To be fully extensible, the system must support the addition of first order parts. Build-in parts are typically examples of first class parts. E.g. if a system supports template types, such as arrays or structures, it needs to support the addition of new such template types.
Every operation is executed in a context. The contexts can be seen as a nested set of capsules, providing data (e.g. “global” variables) etc.
Ideally, a programmer developing software for a “transparent” system does not need to know about the system, but only about what should be achieved. Things, which could be taken care of by the system, should be taken care of by the system, examples are:
- Transparent Concurrency: Ensuring mutual exclusion of multiple threads of execution for a piece of code and the associated data, can either be realized by the programmer by implementing proper locking internally, or by the system externally.
- Transparent Transactionality: Transactionality can either be programmed explicitly into an objects methods by the programmer, or it can be achieved by the runtime system, e.g. creating a back up of an object before altering it. In case of a roll back, the original object could then be restored from the back-up.
- Remote Transparency: Distributing objects over processes or hosts can either be done explicitly, e.g. by programming communication protocols, or implicitly, by system provided proxies. The latter achieving remote transparency.

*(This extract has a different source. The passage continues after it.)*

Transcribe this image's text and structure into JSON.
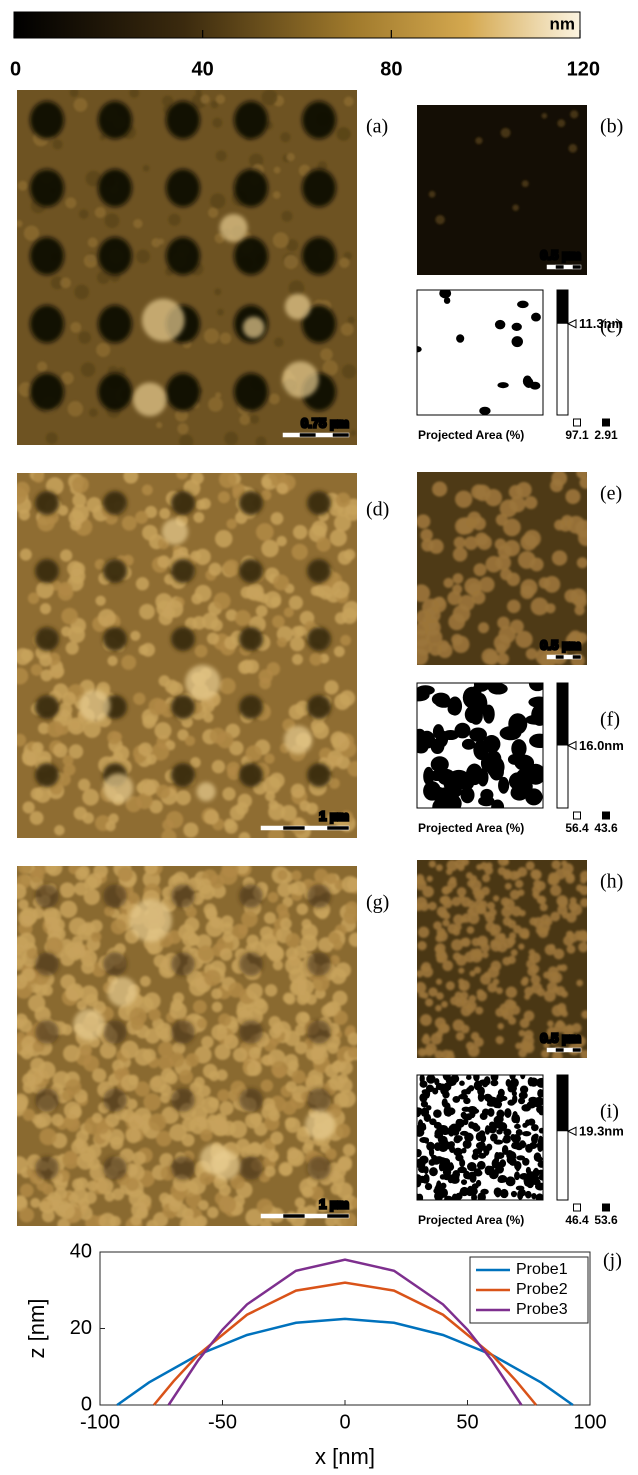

Any transparency must be escapable, for the programmer to gain full control. E.g. remote transparency must be dissolvable, allowing the programmer to explicitly detect remote objects and to send and to receive messages to and from these objects.
Continuous consistency may be achieved by transactionality. Basic operations for transactionality are the creation of a transaction and the final commit or rollback. All data in the system need to be initialized and finalized properly.
Replicatable systems provide mechanisms to distribute all or parts of the system. This may be done explicitly by the user (“copy all my data to this laptop”) or automatically (“cache data with high access frequency locally”). Basic operations for replication are move, copy and merge.
All data must be accessible by the user at any time. This may be restricted to the users data only, to ensure that the system does not become vulnerable. Accessibility may be realized by providing human readable textual descriptions. Support operations for accessibility are parse and un-parse.
All data must be comparable, to allow the user or the system to find what the differences are between two particular values of a type. This can be compared to what is provided by classical source code control systems, e.g. CVS or SCCS. Basic operations are join, merge, diff and branch.
The system must scale with the different dimensions it can be extended. E.g. if the system runs on a network of computer systems, it must be able to fully utilize added computers and storages.